COME ALLORA SI PUÒ RECUPERARE, controcorrente, l’intelligenza della
liturgia, umano-divina, regale e cosmica, in un’epoca in cui cristologia e
mariologia sono “umanizzate” su paradigmi emozionali, relazionali,
compassionevoli, impermeabili alla gloria e alla vittoria della Croce? In un’epoca
di nichilismo benevolente e di “falsificazione del bene”.
Lo si
può.
Infatti,
la liturgia e la pedagogia liturgica possono ancora trasmettere, se lo
vogliono, un corpo integro di rivelazione divina, quello contenuto nella “lex
orandi” correttamente intesa, quindi rigorosamente tradotta, non secondo “Comme
le prévoit” ma secondo “Liturgiam authenticam” (2001) che valutava
realisticamente oltre un trentennio di fatti e di errori.
La “lex
orandi” non è solo una formula. È un corpo integro di dottrina, è Tradizione
che oggi resta netta proprio nei testi liturgici, molto più che nelle teologie
e nello stesso magistero gerarchico recente. Non si tratterà di animare
assemblee dopolavoristiche o estatiche, o di realizzare delle nuove teatralità,
ma di far perno sulla resistenza veritativa della Rivelazione depositata nei
messali, nei breviari, e proclamata e attuata nella celebrazione responsabile.
La
tensione tra l’”in sé” del rito e la sua espressione “partecipata” esige
delle soluzioni teologiche rigorose, da cui soltanto possono discendere con
sicurezza le soluzioni pratico-pastorali. Non viceversa. Da qui due
avvertenze:
1.
senza fede certa nel “mysterion” come “substantia” e nel simbolo in quanto
epifania che apre intellettualmente e sensibilmente – con i sensi spirituali –
all’Oltre come trascendenza, ogni sfida teologica tipo “dall’etico al simbolico”
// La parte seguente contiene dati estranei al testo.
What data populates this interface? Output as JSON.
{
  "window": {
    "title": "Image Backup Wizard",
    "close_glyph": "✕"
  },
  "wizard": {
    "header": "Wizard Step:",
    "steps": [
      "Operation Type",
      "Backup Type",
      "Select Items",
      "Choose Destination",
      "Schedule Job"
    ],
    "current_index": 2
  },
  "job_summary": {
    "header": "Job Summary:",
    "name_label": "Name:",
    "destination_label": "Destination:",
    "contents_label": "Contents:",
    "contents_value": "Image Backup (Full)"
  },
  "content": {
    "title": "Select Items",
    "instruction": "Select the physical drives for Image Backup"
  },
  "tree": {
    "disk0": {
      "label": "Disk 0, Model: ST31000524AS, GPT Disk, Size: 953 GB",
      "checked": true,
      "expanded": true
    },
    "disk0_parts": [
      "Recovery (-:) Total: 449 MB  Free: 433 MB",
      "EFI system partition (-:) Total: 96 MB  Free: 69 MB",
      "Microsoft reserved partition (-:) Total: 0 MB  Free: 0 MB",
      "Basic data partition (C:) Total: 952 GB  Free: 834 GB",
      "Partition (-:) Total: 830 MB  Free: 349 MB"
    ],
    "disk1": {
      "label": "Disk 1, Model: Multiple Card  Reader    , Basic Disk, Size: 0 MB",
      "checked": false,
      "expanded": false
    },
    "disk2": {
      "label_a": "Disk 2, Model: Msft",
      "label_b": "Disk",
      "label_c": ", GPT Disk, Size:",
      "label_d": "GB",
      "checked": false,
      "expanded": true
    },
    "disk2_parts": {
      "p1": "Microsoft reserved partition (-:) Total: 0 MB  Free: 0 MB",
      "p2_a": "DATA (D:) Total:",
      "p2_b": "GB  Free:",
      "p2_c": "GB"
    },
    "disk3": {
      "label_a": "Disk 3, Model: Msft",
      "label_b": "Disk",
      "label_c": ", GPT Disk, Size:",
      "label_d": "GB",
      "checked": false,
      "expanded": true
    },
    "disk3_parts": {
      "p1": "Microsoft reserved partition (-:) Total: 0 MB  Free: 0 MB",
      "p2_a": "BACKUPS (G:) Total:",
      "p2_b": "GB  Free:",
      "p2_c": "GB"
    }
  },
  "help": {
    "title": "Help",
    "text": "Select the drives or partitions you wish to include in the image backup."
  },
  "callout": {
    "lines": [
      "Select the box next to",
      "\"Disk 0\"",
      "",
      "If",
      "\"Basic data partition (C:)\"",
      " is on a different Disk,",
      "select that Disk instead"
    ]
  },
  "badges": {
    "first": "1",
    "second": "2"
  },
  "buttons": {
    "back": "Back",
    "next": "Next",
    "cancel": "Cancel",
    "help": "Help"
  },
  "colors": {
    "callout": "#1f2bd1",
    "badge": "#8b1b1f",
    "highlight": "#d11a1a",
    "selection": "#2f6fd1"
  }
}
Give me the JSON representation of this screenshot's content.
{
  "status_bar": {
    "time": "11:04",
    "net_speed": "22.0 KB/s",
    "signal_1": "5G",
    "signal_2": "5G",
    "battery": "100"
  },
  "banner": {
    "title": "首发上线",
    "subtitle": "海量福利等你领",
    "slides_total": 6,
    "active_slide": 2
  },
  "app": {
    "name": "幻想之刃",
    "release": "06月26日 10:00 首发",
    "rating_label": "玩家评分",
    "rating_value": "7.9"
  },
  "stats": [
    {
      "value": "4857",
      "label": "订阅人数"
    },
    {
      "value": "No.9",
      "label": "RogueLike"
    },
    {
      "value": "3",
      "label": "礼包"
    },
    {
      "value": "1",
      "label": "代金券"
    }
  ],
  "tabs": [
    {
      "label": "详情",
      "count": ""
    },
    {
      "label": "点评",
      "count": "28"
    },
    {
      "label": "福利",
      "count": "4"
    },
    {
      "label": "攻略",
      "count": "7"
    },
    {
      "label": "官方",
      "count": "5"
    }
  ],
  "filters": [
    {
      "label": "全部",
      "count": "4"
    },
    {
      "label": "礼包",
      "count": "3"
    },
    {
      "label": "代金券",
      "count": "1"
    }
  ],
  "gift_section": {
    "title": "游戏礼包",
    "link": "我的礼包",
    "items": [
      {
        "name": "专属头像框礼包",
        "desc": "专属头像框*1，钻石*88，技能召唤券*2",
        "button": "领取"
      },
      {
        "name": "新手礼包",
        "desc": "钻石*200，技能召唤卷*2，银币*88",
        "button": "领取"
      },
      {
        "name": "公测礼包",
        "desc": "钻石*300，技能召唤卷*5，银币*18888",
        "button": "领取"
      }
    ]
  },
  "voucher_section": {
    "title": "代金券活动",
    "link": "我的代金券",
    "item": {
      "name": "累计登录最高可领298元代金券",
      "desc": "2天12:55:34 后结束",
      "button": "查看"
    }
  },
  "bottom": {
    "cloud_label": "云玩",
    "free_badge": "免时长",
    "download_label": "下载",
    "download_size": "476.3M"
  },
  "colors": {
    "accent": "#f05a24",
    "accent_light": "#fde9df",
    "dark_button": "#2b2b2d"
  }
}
è già perduta in partenza;
2. non
ci si affidi ad alcuna speranza di nuova generazione della verità cristiana dal
rito inteso come immanenza creatrice, senza “logos”. Il “logos” divino
sussiste per sé, prima e dopo l’”actio”. La liturgia sarebbe così un’altra
vittima, dopo la catechesi, della deriva “attivistica” della teologia pratica.
Il
movimento liturgico, dunque, come problema e come “chance”.